I remember my first struggles with trying to read Cinema One. I have read it several times now. When I first opened it I thought I had a solid grasp of many of the key terms and approaches in cinema studies. I certainly recognised and knew many of the films mentioned within the book. However, the writing and ideas did not fit within any theoretical template or schema that I could recognise. It was exciting, intriguing, sophisticated, and intimidating all at once, and certainly seemed to come from a deep appreciation, even love, of film - something which could not always be said for much cinema theory - but what would or could you do with it? I then struggled through Bergson’s Matter and Memory, and returned to Cinema One. I looked for other commentary and found little (haven’t those times changed), and what little there was repeated film theory’s fascination with the pscyhoanalytic and looked past the cinema books to Deleuze and Guattari’s Anti-Oedipus


At some moment during this second reading I found the pattern that helped me to begin to understand how to read this book. Film theory usually works by applying a specific theoretical frame over cinema. From this it generally does one of two things. One is to show how that particular frame provides a rationale by which we can understand the cinema. For instance, the use of semiotics to provide a way of understanding how genre works, and then using this to help define genre in film, which in turn can also be used to further genre studies and semiotics itself. The second, which basically ignores the cinema as cinema, applies a theory to illustrate or understand something that happens in the cinema, but pays little attention to anything outside of what the theory reveals. For example, the sorts of work where Freudian psychoanalysis might be applied to explain that the relation between two characters is ‘Oedipal’. Here the intent of the work is to ‘uncover’ something in the film, but this sort of second order theory does not then return to the originating theoretical proposition (it would never pause to wonder how our relation to the characters might be so framed) and so at heart keeps cinema as something outside of itself.  Both of these approaches, which I have artificially separated here since in practice the best work has always had a hermeneutic to and fro between theory and cinema, work by a logic of similitude and analogy. There is a theoretical proposition which is outside of the cinema which is then used to map the cinematic. Deleuze, for me, radically tosses this out. 

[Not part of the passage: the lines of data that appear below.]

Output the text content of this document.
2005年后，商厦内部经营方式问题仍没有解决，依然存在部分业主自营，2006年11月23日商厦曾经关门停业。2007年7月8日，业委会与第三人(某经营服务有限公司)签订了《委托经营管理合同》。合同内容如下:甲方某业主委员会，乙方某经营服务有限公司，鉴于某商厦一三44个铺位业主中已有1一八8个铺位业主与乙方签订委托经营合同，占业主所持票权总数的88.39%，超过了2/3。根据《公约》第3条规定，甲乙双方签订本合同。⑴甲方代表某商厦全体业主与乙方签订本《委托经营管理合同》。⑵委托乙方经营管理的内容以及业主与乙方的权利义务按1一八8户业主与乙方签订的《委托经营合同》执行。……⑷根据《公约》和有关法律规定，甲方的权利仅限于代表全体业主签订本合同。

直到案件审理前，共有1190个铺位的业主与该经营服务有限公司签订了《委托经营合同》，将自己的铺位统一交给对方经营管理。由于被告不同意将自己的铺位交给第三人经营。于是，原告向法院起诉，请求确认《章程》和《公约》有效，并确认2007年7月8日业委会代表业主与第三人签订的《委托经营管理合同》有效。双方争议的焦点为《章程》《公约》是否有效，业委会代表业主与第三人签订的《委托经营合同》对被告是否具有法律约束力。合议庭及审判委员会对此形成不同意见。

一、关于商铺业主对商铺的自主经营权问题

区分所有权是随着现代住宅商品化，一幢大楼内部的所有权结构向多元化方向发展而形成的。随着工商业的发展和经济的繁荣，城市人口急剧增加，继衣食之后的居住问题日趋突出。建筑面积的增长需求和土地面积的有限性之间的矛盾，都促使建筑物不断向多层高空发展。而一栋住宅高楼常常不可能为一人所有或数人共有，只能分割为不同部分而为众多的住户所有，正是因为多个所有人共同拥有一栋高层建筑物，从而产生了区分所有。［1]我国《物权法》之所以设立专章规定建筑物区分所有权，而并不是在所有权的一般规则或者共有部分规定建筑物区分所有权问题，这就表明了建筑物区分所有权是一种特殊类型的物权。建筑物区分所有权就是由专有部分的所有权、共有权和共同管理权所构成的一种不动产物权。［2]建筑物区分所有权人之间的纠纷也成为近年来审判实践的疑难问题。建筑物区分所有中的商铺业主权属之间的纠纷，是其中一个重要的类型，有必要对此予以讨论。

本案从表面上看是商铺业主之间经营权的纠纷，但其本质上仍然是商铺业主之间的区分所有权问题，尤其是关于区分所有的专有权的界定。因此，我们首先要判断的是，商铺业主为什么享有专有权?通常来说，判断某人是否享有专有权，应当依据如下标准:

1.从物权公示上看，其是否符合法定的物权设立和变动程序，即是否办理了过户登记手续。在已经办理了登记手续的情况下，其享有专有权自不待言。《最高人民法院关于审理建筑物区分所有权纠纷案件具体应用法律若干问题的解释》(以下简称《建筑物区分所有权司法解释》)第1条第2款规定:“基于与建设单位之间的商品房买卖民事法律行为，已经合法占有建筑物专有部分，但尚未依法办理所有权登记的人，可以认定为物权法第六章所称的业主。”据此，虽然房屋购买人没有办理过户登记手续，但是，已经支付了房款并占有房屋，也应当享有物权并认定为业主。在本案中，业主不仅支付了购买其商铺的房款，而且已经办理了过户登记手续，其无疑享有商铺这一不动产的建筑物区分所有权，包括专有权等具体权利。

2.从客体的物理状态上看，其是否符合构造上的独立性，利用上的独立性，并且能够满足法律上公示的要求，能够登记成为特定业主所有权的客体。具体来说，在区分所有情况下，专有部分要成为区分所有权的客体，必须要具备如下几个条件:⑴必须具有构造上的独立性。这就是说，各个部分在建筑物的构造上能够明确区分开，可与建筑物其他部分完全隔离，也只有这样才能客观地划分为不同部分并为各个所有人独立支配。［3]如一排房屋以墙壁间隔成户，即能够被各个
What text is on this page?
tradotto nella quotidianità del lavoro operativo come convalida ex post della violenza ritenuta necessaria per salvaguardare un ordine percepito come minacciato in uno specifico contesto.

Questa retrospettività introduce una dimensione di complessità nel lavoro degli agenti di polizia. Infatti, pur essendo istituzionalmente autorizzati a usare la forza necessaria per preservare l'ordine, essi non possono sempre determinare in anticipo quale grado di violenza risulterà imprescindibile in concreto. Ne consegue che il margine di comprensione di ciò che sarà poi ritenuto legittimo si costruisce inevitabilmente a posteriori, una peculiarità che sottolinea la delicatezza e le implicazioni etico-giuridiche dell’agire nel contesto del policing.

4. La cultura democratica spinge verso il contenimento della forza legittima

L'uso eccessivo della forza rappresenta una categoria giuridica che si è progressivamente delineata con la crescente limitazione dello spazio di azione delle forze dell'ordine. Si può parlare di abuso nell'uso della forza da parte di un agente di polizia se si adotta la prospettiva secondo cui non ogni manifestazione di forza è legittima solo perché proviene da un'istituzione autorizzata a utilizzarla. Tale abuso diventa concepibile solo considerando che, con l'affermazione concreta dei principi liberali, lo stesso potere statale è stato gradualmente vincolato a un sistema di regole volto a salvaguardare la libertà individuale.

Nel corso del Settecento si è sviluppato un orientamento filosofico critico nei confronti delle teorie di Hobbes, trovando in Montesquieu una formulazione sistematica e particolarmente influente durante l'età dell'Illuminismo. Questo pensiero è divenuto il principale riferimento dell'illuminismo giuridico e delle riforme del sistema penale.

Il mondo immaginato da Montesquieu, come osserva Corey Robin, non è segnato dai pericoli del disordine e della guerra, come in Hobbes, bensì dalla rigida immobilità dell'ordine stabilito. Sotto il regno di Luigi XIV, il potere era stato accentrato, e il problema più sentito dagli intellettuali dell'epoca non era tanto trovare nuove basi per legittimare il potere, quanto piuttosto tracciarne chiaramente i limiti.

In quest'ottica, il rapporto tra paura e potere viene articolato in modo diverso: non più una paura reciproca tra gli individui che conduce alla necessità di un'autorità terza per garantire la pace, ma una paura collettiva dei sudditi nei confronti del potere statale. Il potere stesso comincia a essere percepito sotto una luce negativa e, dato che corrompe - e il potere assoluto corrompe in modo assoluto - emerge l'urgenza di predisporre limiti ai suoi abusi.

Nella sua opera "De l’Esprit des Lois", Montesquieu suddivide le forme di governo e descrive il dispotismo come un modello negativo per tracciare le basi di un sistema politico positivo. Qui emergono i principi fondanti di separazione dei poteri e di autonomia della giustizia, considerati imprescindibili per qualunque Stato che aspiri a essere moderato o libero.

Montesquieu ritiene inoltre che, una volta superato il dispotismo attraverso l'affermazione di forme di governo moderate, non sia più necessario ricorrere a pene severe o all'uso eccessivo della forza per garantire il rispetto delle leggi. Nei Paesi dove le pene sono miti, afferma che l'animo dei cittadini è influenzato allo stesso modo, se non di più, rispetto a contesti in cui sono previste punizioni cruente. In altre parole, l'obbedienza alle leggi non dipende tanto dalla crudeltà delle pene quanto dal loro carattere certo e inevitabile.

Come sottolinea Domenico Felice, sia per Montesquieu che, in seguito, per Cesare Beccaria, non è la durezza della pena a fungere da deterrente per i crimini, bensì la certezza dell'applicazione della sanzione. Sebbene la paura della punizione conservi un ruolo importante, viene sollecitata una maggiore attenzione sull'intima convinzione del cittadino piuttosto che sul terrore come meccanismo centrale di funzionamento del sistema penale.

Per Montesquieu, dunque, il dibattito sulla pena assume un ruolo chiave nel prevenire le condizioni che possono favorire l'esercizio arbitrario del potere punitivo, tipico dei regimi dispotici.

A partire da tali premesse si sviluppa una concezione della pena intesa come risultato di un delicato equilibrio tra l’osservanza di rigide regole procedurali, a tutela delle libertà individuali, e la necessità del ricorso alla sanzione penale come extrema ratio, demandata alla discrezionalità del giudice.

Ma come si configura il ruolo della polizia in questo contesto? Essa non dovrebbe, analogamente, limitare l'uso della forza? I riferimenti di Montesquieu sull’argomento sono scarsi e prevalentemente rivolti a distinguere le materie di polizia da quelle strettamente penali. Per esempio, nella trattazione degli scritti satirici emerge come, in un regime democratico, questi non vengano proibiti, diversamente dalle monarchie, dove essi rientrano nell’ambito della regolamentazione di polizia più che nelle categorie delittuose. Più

For Deleuze there is cinema first. While he certainly does rely on Bergson to create an explanatory schema this thinking expresses a filiation to the cinema that means Bergson will be melted into the cinematic, rather than the other way around. This was an ecological turn for me, in what is possibly a naive way (I could also frame it as the beginning of my understanding of the posthuman). The implication of an ecological milieu is the deep realisation that we, as a species, are not at the top of anything, and that any such scale or ranking is a reflection of our arrogance as a species, and our ability to anthropomorphise nearly anything. We are deeply implicated in a complex system where we are only one part, and the complexity and sophistication of this system means that we are always implicated and intertwingled into a manifold of relations at a multiplicity of levels to the extent that it appears specious to privilege one aspect or facet over another. In my reading of Deleuze’s conception of the cinema the cinema think us (much like Dawkin’s ‘selfish gene’ argument that we are merely vehicles for the protection and replication of DNA), or perhaps more accurately thinks itself through us. This I find compelling. I see no sensible argument that demands that the structures and systems we find ourselves within in the world must be ours, even where we have apparently made them. Like the example of language, it is intellectual folly to believe think that we speak it rather than the reverse, at best we cohabit, if you like.